The availability of cell phones has also fuled the increase in media exposure. Over the past five years, the proportion of 8-to-18-year-olds who own their own cell phone has grown from about four in ten (39 percent) to about two-thirds (66 percent). And they're using them for a lot more than just chatting. Young people ages 8 to 18 spend an average of a half-hour a day talking on their cell phones, and an average of 49 minutes a day listening to, playing or watching other media on their phones. In addition, 7th- to 12th-graders spend an hour and a half a day text messaging

However, the children who spend their time consuming so much media seem to have a harder time in school. Nearly half (47 percent) of the young people who were classified as heavy users - meaning they consume more than 16 hours of media in a typical day - say they usually get fair or poor grades (mostly C grades or lower), compared to 23 percent of moderate users, who consume anywhere from three to 16 hours of content. Heavy users are also more likely to get into trouble, and are often sad, unhappy, or bored, according to the study.

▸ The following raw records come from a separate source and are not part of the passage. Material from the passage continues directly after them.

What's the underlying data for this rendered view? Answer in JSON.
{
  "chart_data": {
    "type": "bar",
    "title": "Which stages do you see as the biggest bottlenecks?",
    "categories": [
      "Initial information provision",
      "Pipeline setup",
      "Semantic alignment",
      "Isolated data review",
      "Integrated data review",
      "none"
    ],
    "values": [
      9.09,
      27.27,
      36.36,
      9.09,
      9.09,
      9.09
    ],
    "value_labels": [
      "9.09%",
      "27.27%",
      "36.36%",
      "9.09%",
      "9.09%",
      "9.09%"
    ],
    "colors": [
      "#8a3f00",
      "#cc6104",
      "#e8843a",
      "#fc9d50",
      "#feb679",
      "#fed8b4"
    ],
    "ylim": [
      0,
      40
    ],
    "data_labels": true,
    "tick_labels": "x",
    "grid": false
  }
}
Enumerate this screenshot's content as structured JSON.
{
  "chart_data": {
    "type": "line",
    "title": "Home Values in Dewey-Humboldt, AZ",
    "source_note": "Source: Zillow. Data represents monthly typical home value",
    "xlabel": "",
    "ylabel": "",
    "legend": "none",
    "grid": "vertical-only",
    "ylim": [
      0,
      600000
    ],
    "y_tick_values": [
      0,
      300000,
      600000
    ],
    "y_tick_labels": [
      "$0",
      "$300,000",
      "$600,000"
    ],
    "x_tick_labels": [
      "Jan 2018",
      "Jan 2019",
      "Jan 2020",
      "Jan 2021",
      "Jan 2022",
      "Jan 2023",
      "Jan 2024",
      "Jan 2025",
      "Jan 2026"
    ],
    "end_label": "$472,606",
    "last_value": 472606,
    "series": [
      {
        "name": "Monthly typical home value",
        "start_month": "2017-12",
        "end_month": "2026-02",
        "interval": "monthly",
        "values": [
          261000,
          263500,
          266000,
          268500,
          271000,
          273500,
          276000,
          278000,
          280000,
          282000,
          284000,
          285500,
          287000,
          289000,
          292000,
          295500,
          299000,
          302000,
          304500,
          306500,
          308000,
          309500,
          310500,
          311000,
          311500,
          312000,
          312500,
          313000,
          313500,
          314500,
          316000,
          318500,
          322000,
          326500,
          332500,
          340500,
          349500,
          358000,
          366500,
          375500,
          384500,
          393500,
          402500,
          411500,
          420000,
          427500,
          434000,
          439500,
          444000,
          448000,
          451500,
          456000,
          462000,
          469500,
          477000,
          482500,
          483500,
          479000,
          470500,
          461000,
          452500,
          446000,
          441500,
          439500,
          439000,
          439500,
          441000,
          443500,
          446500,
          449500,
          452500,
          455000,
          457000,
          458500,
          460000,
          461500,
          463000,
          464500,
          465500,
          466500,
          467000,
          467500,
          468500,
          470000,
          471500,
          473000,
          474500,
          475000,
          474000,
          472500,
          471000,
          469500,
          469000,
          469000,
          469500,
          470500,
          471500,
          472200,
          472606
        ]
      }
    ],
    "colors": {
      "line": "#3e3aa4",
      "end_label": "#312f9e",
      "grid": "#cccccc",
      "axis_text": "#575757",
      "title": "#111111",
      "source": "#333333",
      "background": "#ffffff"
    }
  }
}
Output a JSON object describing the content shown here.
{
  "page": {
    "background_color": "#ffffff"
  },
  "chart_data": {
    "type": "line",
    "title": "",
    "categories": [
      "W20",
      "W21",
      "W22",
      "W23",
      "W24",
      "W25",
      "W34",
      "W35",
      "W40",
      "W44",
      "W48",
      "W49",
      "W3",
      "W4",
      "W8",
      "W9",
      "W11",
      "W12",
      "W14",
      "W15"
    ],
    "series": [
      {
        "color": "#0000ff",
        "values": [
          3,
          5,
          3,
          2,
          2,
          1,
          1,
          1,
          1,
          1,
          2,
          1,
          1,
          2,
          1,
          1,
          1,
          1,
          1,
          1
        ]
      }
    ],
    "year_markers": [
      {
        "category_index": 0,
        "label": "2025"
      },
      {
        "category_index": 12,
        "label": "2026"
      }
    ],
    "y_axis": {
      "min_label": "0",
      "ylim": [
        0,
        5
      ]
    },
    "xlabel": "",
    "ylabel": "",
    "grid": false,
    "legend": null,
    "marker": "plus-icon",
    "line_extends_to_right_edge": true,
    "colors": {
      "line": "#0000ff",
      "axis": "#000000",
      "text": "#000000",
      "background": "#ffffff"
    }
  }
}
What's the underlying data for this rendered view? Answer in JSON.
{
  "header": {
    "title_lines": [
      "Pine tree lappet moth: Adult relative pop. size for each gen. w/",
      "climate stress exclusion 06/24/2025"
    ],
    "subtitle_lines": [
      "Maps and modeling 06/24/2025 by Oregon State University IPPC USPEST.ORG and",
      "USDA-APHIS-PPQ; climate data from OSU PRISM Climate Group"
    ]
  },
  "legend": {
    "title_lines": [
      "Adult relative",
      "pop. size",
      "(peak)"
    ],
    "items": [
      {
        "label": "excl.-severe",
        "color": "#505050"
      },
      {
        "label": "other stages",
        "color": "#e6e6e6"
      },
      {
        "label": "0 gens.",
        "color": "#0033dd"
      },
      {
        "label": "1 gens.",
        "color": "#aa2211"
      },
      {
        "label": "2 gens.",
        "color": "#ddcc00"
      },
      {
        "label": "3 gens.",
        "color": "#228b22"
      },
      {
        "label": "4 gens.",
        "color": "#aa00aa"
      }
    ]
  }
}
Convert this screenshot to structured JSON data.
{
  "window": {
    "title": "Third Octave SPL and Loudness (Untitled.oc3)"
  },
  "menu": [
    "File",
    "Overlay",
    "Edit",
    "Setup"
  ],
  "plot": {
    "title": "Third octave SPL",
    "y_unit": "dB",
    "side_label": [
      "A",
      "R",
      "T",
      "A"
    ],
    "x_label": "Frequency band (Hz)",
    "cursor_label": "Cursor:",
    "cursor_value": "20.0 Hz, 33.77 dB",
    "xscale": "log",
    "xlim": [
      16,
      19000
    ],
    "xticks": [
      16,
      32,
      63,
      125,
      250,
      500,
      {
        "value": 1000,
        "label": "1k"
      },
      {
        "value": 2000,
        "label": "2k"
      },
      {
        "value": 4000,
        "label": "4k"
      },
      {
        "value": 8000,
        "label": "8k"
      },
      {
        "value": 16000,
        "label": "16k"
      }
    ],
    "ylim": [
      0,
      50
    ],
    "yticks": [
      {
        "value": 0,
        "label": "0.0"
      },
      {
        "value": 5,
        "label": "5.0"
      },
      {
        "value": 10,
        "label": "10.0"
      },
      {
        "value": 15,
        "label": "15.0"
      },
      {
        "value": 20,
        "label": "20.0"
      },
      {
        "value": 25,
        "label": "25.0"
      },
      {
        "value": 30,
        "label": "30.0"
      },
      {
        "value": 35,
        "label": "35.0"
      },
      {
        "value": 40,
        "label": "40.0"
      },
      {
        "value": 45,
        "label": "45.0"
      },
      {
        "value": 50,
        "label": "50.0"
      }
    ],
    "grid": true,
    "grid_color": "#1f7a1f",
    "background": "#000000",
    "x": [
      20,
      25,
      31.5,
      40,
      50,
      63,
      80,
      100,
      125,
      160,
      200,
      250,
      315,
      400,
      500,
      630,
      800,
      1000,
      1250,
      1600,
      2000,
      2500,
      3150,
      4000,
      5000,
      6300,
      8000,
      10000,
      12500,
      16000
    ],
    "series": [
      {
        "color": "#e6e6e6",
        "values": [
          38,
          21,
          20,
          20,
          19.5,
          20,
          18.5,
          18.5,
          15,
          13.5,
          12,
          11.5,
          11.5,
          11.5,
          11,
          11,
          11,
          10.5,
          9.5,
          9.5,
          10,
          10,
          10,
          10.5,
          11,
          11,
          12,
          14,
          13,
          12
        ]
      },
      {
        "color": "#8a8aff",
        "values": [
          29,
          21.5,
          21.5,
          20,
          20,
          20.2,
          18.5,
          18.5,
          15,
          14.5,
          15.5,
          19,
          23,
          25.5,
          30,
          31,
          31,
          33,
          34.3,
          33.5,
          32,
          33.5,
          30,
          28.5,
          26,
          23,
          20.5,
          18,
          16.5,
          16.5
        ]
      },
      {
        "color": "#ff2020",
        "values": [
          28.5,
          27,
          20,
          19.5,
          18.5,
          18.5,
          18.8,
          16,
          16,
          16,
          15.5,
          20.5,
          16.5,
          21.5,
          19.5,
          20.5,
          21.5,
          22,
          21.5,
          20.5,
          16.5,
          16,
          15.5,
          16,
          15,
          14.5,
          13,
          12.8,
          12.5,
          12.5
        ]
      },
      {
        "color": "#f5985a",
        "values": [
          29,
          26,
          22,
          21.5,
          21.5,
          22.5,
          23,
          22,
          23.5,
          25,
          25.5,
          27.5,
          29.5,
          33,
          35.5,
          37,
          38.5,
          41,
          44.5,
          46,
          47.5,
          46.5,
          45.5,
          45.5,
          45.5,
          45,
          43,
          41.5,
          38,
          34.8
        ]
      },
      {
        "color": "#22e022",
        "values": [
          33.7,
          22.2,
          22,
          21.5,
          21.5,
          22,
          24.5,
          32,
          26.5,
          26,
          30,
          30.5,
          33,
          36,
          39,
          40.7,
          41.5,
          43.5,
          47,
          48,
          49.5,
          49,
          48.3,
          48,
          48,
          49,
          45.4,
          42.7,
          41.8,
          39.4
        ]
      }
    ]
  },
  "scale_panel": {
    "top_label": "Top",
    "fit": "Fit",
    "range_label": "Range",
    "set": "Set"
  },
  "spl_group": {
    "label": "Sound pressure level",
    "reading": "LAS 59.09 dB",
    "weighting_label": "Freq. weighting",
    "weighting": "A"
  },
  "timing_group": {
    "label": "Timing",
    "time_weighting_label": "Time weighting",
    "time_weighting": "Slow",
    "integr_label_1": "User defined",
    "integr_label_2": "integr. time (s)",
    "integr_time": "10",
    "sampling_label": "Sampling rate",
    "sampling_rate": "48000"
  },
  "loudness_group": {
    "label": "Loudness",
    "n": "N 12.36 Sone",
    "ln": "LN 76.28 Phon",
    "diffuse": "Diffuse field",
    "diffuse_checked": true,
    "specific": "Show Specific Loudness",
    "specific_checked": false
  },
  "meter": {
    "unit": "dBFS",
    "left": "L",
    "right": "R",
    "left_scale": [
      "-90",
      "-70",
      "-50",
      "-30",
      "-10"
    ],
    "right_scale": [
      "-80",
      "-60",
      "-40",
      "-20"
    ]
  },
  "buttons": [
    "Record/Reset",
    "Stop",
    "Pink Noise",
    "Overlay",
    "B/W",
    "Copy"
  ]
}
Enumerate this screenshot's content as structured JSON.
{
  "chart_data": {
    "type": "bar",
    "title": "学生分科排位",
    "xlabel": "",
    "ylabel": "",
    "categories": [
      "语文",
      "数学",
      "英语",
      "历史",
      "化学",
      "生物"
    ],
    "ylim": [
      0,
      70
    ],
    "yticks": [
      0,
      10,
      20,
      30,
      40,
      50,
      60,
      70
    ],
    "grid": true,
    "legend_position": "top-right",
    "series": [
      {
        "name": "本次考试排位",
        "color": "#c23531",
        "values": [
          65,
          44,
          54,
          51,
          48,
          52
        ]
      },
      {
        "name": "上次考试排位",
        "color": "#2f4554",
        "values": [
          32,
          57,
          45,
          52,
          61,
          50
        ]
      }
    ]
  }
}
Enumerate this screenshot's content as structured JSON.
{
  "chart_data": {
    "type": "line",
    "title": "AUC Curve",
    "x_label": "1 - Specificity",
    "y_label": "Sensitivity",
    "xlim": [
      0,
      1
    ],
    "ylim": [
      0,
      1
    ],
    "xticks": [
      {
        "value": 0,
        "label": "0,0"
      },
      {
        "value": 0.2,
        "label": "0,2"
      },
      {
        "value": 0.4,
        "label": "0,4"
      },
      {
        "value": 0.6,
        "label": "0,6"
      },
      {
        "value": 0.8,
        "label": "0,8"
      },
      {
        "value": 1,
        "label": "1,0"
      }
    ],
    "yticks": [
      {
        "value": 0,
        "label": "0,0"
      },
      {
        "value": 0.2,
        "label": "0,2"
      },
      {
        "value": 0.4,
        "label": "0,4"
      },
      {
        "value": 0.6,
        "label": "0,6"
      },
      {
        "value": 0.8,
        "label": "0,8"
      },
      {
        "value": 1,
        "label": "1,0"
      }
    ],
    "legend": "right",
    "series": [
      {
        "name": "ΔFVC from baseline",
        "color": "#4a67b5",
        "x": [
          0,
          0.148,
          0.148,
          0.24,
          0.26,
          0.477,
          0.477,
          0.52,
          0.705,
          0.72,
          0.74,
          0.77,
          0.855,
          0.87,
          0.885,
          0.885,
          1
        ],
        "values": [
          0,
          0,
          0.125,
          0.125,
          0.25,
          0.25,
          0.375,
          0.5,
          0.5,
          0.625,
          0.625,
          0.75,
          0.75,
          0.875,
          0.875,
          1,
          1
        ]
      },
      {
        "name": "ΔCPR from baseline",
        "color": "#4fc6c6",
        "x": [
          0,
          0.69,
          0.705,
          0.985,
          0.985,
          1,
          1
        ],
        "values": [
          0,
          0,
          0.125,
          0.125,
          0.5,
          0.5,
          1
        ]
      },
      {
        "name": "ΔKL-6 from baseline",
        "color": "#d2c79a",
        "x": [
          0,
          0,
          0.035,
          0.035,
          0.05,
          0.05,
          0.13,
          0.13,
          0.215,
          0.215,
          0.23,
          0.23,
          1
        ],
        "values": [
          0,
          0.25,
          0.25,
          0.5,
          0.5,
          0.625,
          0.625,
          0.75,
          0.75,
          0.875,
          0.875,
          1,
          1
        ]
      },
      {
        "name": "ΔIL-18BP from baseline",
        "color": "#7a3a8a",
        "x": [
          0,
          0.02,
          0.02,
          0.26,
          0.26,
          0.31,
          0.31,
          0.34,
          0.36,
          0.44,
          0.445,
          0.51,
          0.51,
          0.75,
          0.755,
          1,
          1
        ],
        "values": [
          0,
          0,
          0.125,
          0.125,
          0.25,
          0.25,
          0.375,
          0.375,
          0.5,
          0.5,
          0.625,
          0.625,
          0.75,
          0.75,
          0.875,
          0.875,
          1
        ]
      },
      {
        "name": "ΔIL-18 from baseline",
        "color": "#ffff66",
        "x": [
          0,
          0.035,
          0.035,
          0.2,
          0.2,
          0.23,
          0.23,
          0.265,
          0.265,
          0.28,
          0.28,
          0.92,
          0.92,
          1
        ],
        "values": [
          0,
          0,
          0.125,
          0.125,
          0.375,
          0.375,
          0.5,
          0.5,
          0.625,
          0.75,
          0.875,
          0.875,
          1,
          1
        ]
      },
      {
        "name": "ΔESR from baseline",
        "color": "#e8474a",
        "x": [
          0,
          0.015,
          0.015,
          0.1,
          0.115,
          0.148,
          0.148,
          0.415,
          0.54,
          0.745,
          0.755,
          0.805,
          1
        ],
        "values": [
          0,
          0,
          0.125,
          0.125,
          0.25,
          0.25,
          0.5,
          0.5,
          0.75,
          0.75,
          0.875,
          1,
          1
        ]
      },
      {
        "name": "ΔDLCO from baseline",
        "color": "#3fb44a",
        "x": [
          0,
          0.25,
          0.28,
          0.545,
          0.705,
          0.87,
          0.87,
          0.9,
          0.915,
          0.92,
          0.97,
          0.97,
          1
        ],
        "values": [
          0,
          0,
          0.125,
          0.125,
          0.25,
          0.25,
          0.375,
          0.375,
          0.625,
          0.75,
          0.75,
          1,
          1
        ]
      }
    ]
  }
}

Efforts by parents to limit time staring at screens can help. Children who live in homes where media opportunities are limited spend less time consuming. For example, kids whose parents don't allow them to have a television in their room, don't leave the TV on during meals or in the background when no one is watching and impose some kind of media-related rules spend significantly less time consuming media than young people with more lenient parents.

Other findings from the study:
-Children ages 11-14 consume more media than the other age groups in the study. They consume, on average, just under nine hours of media use a day, or nearly 12 when multi-tasking is taken into account.

-Black and Hispanic youth average about 13 hours of media exposure daily, as opposed to less than nine hours for white children. They also, on average, spend about an hour more a day with music and a half-hour more with video games.

-Just 59 percent of young people's TV watching occurs on a TV set at the time the programming originally airs. Forty-one percent is either time-shifted or occurs on a platform other than a TV set.

-The 8- to 18-year-olds surveyed spend an average of an hour and a half daily using the computer outside of school work, an increase of almost half an hour over five years ago.